Soluksuz soğuyan simsiyah gece
Dibi olmayan kuyulara gömülür vahşet
Düz duvara tırmanırken küçülür gölge
Baş tarafı geniş, ayak ucu dar bir oda
Tahtadan yapılmış upuzun bir mekan
Sanki toprak değecek gibi cılız vücuduma
Hayalim uzanmış soğuk tabutuna, dolmuş zaman.
Karış karış karardı toprağım
Savaşlar, cinayetler gördü geçirdi.
Suyumla değil, belki kanımla sularım.
Göz perdem kalktı, günüm geceme yetişti.
İki gözüne mil çekilmiş bir âmâyım.
Kula kulluk etmekten büküldü belim.
Bir kargayım ki güvercinler arasında kapkarayım.
Kâh yüzyıllık uykumdan uyanırım kâh ölürken dirilirim.
Fal taşı gibi açıldı gözü hayvanın
Yıldırımlar içinde süzülüyor.
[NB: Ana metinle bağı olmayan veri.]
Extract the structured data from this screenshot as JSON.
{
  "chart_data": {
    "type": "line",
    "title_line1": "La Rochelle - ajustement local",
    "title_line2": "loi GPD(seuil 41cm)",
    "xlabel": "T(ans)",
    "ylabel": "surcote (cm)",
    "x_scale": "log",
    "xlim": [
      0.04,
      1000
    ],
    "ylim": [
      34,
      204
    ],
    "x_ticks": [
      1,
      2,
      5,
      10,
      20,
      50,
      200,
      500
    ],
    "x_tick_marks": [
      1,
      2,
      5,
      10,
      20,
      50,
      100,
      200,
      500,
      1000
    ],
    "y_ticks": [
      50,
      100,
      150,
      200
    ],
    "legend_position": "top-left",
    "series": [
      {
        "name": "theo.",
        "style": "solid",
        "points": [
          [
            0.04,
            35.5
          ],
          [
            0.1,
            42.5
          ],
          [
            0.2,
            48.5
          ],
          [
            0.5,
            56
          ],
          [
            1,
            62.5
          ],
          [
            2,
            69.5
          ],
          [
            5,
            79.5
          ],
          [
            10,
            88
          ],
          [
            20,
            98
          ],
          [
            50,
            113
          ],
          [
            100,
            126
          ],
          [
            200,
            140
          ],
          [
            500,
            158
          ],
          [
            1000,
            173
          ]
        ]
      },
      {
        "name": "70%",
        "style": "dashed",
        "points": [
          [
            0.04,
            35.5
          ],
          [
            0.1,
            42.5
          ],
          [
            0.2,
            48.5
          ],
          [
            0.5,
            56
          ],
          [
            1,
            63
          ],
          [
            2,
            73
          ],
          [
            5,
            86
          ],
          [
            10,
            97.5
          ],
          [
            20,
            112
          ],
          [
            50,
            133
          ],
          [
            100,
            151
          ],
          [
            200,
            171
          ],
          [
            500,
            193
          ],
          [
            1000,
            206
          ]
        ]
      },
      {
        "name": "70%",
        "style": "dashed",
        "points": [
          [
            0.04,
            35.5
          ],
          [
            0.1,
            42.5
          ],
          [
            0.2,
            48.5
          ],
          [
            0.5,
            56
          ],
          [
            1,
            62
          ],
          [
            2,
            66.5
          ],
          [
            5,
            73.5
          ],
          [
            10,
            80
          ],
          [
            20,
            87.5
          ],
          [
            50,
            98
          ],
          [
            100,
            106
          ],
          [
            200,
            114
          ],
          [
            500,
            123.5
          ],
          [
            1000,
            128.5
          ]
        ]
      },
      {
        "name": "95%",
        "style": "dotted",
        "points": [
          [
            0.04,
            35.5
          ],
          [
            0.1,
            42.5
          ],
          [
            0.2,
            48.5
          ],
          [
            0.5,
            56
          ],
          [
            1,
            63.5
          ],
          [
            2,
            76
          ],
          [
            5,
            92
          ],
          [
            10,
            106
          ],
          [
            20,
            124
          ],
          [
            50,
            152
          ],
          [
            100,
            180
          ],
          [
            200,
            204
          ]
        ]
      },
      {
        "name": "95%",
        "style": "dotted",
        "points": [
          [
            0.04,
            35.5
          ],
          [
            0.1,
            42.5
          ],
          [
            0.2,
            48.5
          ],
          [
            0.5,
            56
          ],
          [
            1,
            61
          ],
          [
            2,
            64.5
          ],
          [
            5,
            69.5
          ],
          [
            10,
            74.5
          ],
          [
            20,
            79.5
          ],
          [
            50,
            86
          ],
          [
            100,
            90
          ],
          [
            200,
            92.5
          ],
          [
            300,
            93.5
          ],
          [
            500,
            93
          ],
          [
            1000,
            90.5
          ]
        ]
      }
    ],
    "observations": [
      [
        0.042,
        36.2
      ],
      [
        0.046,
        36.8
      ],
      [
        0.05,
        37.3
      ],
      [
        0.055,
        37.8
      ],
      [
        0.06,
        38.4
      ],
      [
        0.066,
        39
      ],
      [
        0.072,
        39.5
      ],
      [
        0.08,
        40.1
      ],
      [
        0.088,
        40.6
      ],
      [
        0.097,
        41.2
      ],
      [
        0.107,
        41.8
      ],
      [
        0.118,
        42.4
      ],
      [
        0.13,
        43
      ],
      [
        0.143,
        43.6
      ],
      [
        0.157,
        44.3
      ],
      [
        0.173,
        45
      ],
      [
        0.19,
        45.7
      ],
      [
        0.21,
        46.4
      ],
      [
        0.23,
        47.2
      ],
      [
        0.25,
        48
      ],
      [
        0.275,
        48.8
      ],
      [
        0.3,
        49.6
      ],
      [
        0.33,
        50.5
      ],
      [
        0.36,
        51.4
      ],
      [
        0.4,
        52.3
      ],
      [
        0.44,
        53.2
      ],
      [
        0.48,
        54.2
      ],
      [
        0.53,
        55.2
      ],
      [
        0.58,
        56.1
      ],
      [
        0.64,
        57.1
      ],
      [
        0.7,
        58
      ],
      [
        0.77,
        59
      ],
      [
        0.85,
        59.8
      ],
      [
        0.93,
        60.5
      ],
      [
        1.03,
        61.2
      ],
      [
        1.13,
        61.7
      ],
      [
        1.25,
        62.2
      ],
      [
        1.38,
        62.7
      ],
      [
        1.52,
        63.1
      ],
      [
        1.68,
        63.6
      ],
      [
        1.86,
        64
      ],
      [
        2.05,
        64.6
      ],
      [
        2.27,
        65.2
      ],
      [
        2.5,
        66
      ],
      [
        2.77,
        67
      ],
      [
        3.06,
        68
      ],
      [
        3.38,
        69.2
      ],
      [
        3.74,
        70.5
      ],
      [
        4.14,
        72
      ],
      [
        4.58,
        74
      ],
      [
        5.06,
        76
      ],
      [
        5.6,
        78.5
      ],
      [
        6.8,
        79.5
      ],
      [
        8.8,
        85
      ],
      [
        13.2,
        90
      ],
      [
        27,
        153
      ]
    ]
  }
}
Nasıl?
Dökülen tüylerini topladım kanadımın
Hapsettim akbabayı kalmadı bir fasıl.
Tek kurşun uzağım özgürlüğe
Savaş alanını terk ettim arkama bakmadan
Dünyayı verdiler nasırlı ellerime
Uyandım, gözümü yakan uykularımdan.
Bir temmuz soğuğu ürperdi tenim
Ellerim üşüdü, ateşler içinde
Merdivenin son basamağına gelivermişim.
Açtım pencereyi yol verdim kıyametime.
Kimine kurtuluş, kimine yok oluş
Bu sonsuzluk ki benim sonum
Hayatımın sonu değil asıl sonucu olmuş
Ben varken o yok, o varken ben yokum.
Gölgem değil, gövdem karardı asıl
Ateşin harlısını denk getirdi kader.
Küçücük omzuma Kaf Dağı’nı yükledin. Nasıl?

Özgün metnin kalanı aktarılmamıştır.